Publicado 08/05/2026 06:25

A Associação de Pediatria pede que se acompanhe e supervisione o acesso das crianças às informações sobre catástrofes

Archivo - Arquivo - Criança, tela
HIRURG/ ISTOCK - Arquivo

MADRID 8 maio (EUROPA PRESS) -

Os Comitês de Bioética e Saúde Mental da Associação Espanhola de Pediatria (AEP) solicitaram que se acompanhe e supervisione o acesso das crianças e adolescentes à informação em situações de catástrofes e violência, a fim de proteger seu bem-estar emocional e ajudá-los a compreender a realidade sem gerar “medo ou confusão”.

Nesse sentido, esses comitês da AEP publicaram um documento que reúne os principais pontos da cobertura da mídia nesses contextos, tendo em vista a “especial vulnerabilidade” de crianças e adolescentes.

Nele, os especialistas recomendaram limitar a superexposição a notícias nessas situações, especialmente quando são repetitivas ou mostram imagens impactantes, bem como acompanhar a informação com um adulto que ajude a interpretá-la corretamente.

Além disso, eles insistiram na importância de adaptar as explicações à idade, maturidade e experiência emocional da criança, com mensagens “simples e tranquilizadoras” para as crianças mais novas e um contexto mais amplo para os adolescentes, bem como supervisionar o uso das redes sociais, onde circulam “conteúdos não filtrados e muitas vezes perturbadores”.

Essa vulnerabilidade, segundo a AEP, torna necessário estar atento a possíveis sinais de mal-estar emocional, como medo, irritabilidade, distúrbios do sono ou preocupações persistentes.

O coordenador do Comitê de Bioética da AEP, José Antonio Salinas, declarou que a desinformação tem um “impacto especialmente prejudicial” nos menores, que podem interpretá-la de forma “mais literal e gerar maior ansiedade ou confusão”.

CONSEQUÊNCIAS EMOCIONAIS E SOCIAIS

A AEP lembrou, por sua vez, que a divulgação de imagens, vídeos ou dados identificativos de menores em situações de luto, choque ou extrema vulnerabilidade pode ter consequências emocionais, sociais e de reputação duradouras, não apenas para as próprias crianças, mas também para suas famílias e seu entorno próximo, pelo que requer um “tratamento informativo respeitoso”.

Nesse sentido, Salinas lembrou que o jornalismo responsável deve contribuir para a compreensão dos fatos, e não para o impacto emocional desnecessário.

Este documento insta a evitar depoimentos diretos de menores, mesmo quando eles próprios expressam o desejo de falar.

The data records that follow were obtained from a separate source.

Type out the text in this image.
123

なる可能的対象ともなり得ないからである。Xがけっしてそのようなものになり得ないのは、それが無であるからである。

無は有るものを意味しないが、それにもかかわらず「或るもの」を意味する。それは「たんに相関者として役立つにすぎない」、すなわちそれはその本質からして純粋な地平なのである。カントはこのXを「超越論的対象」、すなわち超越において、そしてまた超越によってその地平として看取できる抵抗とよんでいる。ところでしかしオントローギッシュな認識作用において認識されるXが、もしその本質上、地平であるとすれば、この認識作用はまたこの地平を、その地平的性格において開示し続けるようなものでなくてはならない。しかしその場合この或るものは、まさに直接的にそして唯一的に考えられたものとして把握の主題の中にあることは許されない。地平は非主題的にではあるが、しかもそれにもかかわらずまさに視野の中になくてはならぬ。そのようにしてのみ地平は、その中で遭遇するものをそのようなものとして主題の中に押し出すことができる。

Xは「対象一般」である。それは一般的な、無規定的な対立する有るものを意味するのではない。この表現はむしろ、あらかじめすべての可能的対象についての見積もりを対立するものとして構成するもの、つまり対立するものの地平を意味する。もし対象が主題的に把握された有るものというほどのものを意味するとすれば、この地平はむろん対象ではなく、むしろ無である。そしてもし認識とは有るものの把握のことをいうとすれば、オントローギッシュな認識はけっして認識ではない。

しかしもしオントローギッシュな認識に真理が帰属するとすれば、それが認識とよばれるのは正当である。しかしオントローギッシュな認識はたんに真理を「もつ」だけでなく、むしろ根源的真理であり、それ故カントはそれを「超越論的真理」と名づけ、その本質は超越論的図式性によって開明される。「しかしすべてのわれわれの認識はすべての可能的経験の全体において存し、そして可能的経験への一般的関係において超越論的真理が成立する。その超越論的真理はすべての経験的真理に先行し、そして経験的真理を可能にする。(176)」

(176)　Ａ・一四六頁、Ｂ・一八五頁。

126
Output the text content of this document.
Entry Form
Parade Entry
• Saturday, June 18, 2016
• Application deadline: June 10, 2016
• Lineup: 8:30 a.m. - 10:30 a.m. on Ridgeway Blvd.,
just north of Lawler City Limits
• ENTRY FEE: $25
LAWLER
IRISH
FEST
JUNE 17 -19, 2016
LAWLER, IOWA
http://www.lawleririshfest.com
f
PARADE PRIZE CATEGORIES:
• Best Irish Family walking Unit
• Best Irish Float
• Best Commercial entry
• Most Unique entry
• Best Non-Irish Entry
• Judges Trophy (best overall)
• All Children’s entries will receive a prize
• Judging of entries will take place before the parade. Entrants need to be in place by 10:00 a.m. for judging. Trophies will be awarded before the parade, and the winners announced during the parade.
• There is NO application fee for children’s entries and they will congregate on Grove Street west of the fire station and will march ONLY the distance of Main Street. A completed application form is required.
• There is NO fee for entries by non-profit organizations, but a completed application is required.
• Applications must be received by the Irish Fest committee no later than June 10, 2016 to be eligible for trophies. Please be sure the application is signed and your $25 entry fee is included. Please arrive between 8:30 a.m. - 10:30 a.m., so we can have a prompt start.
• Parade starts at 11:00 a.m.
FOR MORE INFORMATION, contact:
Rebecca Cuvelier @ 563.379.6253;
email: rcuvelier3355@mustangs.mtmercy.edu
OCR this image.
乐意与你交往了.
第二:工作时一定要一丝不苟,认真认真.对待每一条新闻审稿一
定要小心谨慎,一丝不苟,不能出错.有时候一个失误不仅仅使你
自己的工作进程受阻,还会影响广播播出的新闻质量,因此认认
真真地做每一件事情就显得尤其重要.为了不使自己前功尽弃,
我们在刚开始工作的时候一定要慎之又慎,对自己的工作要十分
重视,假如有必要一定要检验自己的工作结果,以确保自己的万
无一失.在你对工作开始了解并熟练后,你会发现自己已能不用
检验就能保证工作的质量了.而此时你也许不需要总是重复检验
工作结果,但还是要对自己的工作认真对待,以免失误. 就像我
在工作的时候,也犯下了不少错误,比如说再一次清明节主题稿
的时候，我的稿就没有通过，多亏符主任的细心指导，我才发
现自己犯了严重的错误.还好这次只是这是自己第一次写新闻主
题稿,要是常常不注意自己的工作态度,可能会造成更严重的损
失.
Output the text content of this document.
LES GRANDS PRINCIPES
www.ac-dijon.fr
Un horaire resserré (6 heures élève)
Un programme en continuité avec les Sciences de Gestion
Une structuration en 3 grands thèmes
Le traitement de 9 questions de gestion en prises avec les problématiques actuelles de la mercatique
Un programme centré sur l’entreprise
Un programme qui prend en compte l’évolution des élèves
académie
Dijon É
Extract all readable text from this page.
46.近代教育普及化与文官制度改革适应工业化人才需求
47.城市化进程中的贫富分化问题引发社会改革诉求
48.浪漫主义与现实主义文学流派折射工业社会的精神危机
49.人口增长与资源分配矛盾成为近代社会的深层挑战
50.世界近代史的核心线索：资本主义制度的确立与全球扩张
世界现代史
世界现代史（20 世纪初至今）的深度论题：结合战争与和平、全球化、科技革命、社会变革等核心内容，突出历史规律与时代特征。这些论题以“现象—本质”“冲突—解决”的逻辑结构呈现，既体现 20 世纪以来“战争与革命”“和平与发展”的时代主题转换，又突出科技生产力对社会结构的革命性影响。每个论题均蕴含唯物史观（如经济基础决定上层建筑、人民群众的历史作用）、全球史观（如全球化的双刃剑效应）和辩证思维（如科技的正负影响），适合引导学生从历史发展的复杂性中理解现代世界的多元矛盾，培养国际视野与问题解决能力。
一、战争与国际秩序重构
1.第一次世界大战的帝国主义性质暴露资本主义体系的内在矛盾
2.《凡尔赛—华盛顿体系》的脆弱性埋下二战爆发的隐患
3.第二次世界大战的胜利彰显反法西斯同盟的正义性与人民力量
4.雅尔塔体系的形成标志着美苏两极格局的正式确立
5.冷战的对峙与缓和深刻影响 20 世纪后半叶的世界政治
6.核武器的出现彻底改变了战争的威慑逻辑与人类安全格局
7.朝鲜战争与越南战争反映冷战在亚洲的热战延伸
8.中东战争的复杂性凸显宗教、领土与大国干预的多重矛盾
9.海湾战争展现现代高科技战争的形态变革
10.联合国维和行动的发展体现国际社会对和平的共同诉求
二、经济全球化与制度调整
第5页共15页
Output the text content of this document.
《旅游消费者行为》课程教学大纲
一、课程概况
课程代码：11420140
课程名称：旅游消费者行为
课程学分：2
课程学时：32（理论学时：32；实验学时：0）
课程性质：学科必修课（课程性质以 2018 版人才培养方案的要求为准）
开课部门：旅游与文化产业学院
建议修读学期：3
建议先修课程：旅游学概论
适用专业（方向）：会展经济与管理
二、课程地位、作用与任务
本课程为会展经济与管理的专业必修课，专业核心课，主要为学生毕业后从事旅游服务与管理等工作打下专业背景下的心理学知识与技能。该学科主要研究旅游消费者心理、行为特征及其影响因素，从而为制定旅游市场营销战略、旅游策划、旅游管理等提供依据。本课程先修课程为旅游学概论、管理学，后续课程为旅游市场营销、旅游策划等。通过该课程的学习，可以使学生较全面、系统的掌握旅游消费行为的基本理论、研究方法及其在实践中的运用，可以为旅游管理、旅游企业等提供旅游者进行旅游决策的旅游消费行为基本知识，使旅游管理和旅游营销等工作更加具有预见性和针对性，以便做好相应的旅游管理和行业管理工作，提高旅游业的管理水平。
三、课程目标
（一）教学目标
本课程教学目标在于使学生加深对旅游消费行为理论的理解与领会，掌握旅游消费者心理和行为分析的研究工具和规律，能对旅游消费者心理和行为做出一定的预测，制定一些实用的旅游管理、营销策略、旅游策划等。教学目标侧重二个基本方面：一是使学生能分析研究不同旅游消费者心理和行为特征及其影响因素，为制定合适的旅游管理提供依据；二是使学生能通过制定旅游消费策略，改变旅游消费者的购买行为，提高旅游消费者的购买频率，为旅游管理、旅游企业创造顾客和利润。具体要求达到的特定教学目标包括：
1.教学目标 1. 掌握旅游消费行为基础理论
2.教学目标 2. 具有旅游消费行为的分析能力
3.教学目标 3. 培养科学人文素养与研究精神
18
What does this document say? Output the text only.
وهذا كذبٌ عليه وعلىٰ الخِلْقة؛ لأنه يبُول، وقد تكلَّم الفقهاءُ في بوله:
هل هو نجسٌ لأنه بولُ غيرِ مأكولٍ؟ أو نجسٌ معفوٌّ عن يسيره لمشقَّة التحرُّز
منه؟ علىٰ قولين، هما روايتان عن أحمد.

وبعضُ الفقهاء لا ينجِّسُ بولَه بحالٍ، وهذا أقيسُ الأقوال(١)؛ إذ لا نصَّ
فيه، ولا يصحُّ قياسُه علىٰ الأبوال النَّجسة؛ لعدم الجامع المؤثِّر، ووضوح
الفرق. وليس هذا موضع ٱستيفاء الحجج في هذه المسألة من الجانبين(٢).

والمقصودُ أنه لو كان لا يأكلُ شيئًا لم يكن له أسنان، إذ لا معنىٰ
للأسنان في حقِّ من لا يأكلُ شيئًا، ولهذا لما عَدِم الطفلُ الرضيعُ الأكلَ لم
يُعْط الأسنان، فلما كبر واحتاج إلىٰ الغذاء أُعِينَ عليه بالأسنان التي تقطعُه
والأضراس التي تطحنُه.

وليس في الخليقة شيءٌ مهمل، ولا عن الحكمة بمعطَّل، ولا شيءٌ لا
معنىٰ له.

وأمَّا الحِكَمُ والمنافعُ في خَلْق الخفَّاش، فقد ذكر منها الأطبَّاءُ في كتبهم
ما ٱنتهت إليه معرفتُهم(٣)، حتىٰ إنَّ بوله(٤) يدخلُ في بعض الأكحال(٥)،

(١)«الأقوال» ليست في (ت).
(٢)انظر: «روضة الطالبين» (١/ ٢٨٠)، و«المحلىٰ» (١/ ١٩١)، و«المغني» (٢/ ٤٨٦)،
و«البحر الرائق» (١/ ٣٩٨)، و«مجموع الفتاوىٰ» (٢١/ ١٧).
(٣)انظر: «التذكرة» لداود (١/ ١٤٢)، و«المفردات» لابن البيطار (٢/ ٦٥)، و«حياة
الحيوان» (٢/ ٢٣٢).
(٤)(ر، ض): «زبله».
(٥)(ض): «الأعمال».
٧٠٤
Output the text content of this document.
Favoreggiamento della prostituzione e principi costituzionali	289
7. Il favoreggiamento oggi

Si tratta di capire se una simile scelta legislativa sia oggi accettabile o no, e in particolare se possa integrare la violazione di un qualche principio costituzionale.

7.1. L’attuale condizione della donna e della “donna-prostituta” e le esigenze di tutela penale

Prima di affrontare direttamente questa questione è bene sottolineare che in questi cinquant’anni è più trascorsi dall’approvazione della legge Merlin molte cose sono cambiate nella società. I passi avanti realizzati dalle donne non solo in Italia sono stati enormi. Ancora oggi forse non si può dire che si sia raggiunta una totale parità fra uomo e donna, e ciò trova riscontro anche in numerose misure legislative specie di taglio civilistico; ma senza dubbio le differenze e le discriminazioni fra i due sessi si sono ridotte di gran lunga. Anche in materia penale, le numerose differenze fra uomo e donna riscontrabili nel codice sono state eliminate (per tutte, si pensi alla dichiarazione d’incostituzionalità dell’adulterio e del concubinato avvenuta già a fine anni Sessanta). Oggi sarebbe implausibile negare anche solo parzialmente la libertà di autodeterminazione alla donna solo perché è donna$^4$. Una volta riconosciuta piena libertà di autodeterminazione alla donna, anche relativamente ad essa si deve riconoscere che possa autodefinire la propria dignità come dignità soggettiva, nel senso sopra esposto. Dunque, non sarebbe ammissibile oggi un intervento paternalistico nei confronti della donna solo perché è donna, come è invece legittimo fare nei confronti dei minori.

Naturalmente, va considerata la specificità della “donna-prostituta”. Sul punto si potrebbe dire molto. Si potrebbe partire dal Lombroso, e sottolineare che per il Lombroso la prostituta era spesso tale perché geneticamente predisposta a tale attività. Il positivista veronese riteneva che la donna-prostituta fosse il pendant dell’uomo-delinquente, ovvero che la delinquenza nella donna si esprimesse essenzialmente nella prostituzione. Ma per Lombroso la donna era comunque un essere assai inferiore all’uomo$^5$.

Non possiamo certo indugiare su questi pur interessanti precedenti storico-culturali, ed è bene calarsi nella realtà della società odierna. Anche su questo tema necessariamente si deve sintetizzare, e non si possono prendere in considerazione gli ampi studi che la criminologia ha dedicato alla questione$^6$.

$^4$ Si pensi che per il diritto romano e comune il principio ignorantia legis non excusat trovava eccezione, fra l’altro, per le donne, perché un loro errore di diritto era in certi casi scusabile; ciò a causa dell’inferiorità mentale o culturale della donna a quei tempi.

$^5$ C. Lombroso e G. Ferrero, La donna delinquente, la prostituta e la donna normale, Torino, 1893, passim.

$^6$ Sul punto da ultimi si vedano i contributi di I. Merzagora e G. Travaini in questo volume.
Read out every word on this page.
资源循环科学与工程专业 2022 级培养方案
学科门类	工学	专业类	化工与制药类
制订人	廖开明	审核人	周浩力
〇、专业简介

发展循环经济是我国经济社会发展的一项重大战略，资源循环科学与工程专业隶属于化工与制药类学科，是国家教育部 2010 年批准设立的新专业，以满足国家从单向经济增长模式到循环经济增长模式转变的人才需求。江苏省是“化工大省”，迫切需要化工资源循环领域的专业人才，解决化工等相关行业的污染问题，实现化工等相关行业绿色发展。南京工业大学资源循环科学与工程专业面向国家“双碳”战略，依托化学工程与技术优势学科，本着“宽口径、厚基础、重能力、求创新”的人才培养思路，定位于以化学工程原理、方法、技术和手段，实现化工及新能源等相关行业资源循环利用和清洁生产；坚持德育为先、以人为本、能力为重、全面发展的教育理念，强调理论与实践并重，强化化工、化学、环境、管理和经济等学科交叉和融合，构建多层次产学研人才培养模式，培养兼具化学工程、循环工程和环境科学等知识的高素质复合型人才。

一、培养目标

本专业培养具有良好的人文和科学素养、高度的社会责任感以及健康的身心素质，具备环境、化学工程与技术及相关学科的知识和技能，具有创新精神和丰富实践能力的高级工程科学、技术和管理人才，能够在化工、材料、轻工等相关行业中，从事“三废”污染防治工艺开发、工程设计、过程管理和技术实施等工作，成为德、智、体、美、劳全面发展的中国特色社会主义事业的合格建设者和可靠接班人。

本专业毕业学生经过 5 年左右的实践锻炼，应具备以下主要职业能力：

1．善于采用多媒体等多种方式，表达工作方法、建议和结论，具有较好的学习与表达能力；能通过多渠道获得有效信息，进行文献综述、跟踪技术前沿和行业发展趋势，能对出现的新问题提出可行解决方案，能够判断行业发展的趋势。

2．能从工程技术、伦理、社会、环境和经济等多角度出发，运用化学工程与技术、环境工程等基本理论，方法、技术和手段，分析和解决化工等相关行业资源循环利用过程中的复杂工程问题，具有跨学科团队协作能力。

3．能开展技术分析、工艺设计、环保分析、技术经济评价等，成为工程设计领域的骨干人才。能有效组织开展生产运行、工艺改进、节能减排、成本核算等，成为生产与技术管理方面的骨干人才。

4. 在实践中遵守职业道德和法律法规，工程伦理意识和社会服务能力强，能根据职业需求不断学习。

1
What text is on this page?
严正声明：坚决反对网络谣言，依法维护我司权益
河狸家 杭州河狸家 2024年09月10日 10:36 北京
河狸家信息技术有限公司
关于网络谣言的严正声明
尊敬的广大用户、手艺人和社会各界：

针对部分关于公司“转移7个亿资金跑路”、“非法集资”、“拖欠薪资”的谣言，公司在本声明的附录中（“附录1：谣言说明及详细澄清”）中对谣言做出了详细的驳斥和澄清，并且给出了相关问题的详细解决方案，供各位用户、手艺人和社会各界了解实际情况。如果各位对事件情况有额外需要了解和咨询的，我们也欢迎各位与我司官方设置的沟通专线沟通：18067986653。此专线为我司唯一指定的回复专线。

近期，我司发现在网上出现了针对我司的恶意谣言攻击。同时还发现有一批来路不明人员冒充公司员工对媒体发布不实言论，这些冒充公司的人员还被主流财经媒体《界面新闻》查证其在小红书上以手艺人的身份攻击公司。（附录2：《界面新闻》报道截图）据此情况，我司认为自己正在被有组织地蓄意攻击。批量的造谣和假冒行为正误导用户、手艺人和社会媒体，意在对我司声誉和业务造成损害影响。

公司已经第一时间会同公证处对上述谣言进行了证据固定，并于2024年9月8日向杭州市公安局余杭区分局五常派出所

Solicita também a proteção do contexto, já que até mesmo imagens de familiares, colegas ou centros educacionais podem permitir a identificação do menor.

“Eles não têm plena capacidade de antecipar as consequências de uma exposição pública”, argumentou o pediatra.

Os Comitês de Bioética e Saúde Mental também alertaram sobre os efeitos do sensacionalismo jornalístico. “A repetição desnecessária de imagens traumáticas e a divulgação de detalhes mórbidos revitimizam aqueles que já estão sofrendo”, concluiu o médico.